Selingo spent time in college admission offices getting an up-close view of the college admissions process. That was cool and all, but I felt the strength of the book was the useful facts peppered throughout the book. He threw a few haymakers of surprising statistics at his readers I must share.
No. 1 — Only 10 percent of college graduates consider themselves on a career path in their 20s.
No. 2 — Thirty percent of freshmen drop out before their sophomore years, and 40 percent of college students do not graduate.
No. 3 — The average age of financial independence for Gen Xers was 26. For Gen Z, it is projected to be 30.
Because there is such a disconnect between the workplace and college, I would advise many kids not to bother with college if they're only looking for a career path. Pretty much "every job is a tech job" nowadays, so students will have a difficult time finding relevant classes in college because tech changes so rapidly.
What I notice in our schools is that students go to college by default. They don't know what else to do. They defer working at Starbucks four years, and, do de doh, they go to college pretending they're the center of the universe or pretending they only exist in the digital world. They then have a rude awakening when they have zero prospects for employment, hardly have an education and use the word "adulting."
In Who Gets in and Why, Selingo points out that kids in their 20s fall into three categories — sprinters, wanderers and stragglers — with how they enter the workforce. I was a sprinter, and I thought I was doing the right think. However, I realize that future earnings, and potential, could benefit wanderers and maybe stragglers. Many kids put pressure on themselves to become financially independent ASAP, and that can hold back career options.
Selingo also stresses the difference between digital awareness and mere digital usage. He says that the qualities that get young adults hired across industries are digital awareness, curiosity, creativity, grit, contextual thinking and humility.

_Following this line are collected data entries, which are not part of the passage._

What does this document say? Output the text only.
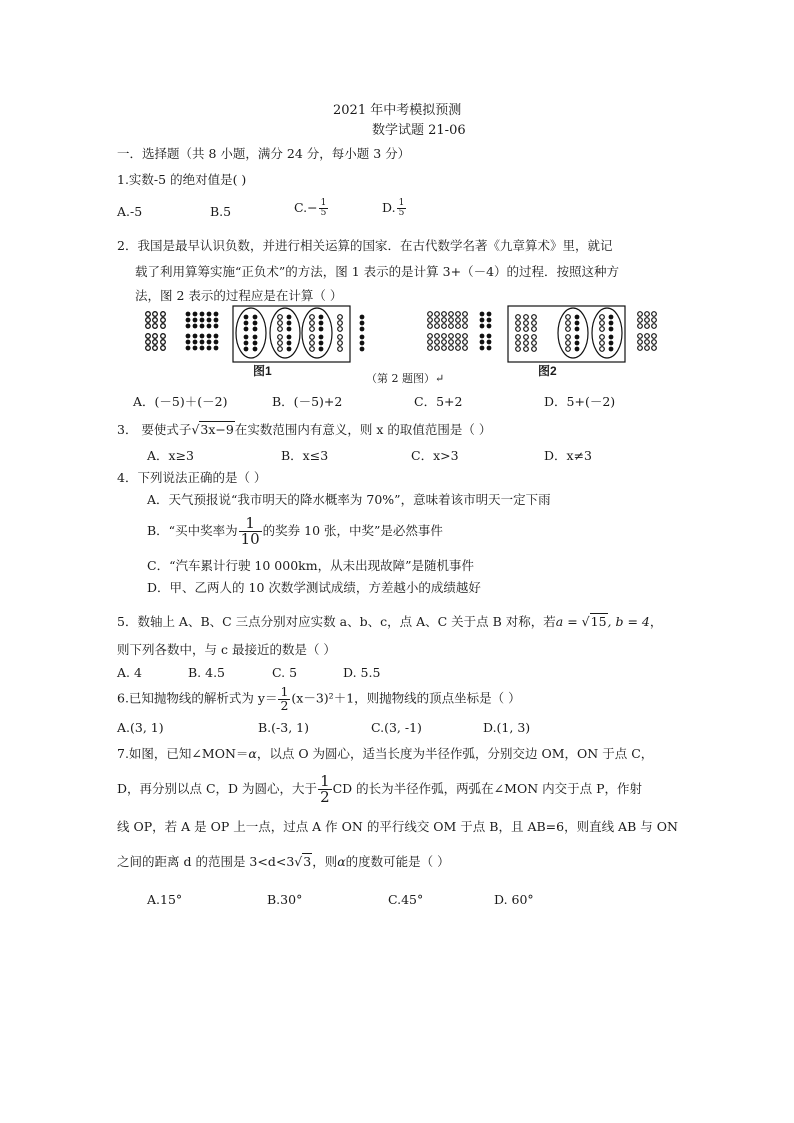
2021 年中考模拟预测
数学试题 21-06
一．选择题（共 8 小题，满分 24 分，每小题 3 分）
1.实数-5 的绝对值是( )
A.-5	B.5	$C.- \frac{1}{5}$	D. $\frac{1}{5}$
2．我国是最早认识负数，并进行相关运算的国家．在古代数学名著《九章算术》里，就记
载了利用算筹实施“正负术”的方法，图 1 表示的是计算 3+（－4）的过程．按照这种方
法，图 2 表示的过程应是在计算（ ）
图1	图2
（第 2 题图）↵
A．(－5)＋(－2)	B．(－5)+2	C．5+2	D．5+(－2)
3． 要使式子√3x−9在实数范围内有意义，则 x 的取值范围是（ ）
A．x≥3	B．x≤3	C．x>3	D．x≠3
4．下列说法正确的是（ ）
A．天气预报说“我市明天的降水概率为 70%”，意味着该市明天一定下雨
B．“买中奖率为 $\frac{1}{10}$ 的奖券 10 张，中奖”是必然事件
C．“汽车累计行驶 10 000km，从未出现故障”是随机事件
D．甲、乙两人的 10 次数学测试成绩，方差越小的成绩越好
5．数轴上 A、B、C 三点分别对应实数 a、b、c，点 A、C 关于点 B 对称，若a = √15, b = 4，
则下列各数中，与 c 最接近的数是（ ）
A. 4	B. 4.5	C. 5	D. 5.5
6.已知抛物线的解析式为 $y= \frac{1}{2} (x-3)^2+1$，则抛物线的顶点坐标是（ ）
A.(3, 1)	B.(-3, 1)	C.(3, -1)	D.(1, 3)
7.如图，已知∠MON＝α，以点 O 为圆心，适当长度为半径作弧，分别交边 OM，ON 于点 C，
D，再分别以点 C，D 为圆心，大于 $\frac{1}{2}$ CD 的长为半径作弧，两弧在∠MON 内交于点 P，作射
线 OP，若 A 是 OP 上一点，过点 A 作 ON 的平行线交 OM 于点 B，且 AB=6，则直线 AB 与 ON
之间的距离 d 的范围是 3<d<3√3，则α的度数可能是（ ）
A.15°	B.30°	C.45°	D. 60°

Some advice that comes out is how critically important internships are as well as cultivating weak ties. Usually, it is mere acquaintances who help with obtaining jobs, not close friends. Also, college debt is huge but often confused. Only 1 percent of undergraduates have more than $100,000 in debt. Student-loan debt truly comes from post-grad degrees, PhDs, law school and medical school.
Dina and I both enjoyed our college experiences and found them fulfilling and educational. We are hoping our kids have that, too. I believe they somehow have learned to enjoy the overwork-a-thon that high school is, and it's good to understand what our kids are facing. Despite all the competition, stress, late nights and cost, I hope they enjoy the ride.